1.12.2009

Book Review Monday

Just because I didn't post the review last week, didn't mean I slacked off on my book-a-week goal. It took me forever to get through Dean Koontz's The Darkest Evening of the Year because, and I'm not going to mince words here, this book was mediocre at best. When I was younger I read every Koontz book I could get my hands on as fast as I could. After I read everything I could borrow from a friend or purchase in paperback, I would anxiously anticipate the time each year his most recent hardcover would be released in the cheaper paperback form. Library? Yeah... Not for me. I still have an entire bookshelf devoted to my collection of his work. I even have a couple of the books he wrote for kids in hardcover. I loved Dean Koontz.
After reading Evening, I realize somewhere along the way, I must have outgrown him. Could it be that I have read so many excellent books by such a variety of writers that I'm jaded toward the very author I turned to for entertainment throughout my youth?

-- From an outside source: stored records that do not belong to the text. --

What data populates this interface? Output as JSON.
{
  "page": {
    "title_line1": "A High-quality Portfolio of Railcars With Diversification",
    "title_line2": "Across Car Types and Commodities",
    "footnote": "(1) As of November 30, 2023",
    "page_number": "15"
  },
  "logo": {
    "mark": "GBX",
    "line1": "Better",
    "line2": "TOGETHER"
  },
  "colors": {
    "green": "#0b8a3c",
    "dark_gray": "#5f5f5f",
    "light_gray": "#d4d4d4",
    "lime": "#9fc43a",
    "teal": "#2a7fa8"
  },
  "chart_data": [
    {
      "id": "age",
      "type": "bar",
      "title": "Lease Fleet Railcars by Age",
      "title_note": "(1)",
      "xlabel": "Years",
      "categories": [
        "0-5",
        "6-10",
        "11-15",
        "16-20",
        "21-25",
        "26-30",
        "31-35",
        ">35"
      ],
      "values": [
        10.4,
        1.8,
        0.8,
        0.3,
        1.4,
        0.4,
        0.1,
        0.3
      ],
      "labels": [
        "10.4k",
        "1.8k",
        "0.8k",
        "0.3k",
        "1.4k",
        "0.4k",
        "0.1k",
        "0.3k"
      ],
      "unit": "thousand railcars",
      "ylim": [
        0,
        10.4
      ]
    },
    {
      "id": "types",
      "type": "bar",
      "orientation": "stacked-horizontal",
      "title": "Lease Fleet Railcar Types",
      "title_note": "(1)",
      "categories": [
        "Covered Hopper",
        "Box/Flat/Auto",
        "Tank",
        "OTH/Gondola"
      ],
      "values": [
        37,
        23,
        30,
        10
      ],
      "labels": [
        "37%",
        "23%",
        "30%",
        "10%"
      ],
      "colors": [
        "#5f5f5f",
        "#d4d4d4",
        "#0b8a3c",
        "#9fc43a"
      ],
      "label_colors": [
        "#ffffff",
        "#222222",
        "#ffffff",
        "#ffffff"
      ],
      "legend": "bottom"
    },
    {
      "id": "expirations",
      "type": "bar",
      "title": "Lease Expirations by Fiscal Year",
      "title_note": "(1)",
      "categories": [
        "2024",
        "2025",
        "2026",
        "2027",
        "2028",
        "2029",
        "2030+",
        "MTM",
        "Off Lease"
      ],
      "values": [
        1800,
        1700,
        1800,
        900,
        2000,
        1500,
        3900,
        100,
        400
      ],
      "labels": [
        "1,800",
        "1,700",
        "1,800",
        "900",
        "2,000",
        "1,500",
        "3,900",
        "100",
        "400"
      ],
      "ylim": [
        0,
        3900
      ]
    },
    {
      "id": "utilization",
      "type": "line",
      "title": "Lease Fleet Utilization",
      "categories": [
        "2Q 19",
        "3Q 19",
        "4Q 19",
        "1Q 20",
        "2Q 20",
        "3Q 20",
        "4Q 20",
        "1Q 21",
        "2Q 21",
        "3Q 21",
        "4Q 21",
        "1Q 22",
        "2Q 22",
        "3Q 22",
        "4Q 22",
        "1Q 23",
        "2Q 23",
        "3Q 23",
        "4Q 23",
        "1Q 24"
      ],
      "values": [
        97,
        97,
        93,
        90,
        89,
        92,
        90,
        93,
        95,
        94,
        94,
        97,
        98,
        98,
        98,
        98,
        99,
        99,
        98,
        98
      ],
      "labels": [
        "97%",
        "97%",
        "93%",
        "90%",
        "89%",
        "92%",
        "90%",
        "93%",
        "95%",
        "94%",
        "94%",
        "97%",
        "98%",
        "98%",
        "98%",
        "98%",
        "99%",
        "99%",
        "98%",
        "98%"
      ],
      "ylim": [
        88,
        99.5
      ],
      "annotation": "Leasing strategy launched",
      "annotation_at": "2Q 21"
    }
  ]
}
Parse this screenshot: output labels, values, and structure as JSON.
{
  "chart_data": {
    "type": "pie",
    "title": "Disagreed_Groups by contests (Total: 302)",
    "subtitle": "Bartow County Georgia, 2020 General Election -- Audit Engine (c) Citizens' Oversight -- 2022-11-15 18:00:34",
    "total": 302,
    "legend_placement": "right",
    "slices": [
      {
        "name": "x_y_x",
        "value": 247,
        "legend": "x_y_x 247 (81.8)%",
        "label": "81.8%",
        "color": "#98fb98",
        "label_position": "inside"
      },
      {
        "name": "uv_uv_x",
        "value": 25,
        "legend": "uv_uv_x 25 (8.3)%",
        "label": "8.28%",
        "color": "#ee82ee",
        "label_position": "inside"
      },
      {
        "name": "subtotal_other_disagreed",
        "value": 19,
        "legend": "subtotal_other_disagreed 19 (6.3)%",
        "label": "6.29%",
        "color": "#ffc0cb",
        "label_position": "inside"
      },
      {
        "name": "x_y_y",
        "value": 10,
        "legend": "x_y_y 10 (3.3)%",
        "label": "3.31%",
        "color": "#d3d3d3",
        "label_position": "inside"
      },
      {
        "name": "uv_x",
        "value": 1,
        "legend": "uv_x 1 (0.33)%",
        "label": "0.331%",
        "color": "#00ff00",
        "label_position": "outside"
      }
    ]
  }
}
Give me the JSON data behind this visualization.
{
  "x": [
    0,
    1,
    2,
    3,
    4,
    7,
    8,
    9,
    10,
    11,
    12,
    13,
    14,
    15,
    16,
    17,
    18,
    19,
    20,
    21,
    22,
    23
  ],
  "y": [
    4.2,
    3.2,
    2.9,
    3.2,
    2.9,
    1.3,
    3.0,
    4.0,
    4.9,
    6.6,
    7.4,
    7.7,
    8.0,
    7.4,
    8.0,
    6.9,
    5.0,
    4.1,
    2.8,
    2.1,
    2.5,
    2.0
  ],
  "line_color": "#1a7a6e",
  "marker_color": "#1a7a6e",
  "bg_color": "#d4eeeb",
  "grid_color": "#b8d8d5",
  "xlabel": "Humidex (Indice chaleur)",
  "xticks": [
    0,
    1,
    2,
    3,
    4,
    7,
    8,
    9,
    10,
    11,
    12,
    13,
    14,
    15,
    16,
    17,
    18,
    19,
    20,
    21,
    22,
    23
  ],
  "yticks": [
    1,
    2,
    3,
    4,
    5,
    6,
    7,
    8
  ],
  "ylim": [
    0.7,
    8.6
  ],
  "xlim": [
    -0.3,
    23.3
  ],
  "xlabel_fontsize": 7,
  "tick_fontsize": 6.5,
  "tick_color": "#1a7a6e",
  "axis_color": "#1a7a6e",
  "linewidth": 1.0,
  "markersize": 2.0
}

I think the answer is yes. It took 345 pages to capture my interest. The book is 461 pages long. That is not a good thing. Koontz simply uses too many words to embellish the smallest, most insignificant details. What should be a subtle hint of the macabre is too blatantly evil - the dialogue between the "bad guys" is so bad it is practically comical. He builds the back stories of several characters just to eliminate them, why waste your reader's time? The climax - if you can even call that - is too neatly wrapped up and left me deeply dissatisfied.
Ultimately, Dean Koontz has a predictable formula to each of his books that essentially boils down to a dog, a lead character with a past and a romantic interest. It has just become so tiresome. I can honestly say this will likely be the last Dean Koontz book I crack. Luckily, it was purchased with a gift card and I didn't waste my heard earned coin on such drivel.

1 comment:

Lisa..... said...

I agree with you on the whole formula thing. I fell in love with Dean Koontz when I read his books in high school but somewhere along the way they became a little too similar.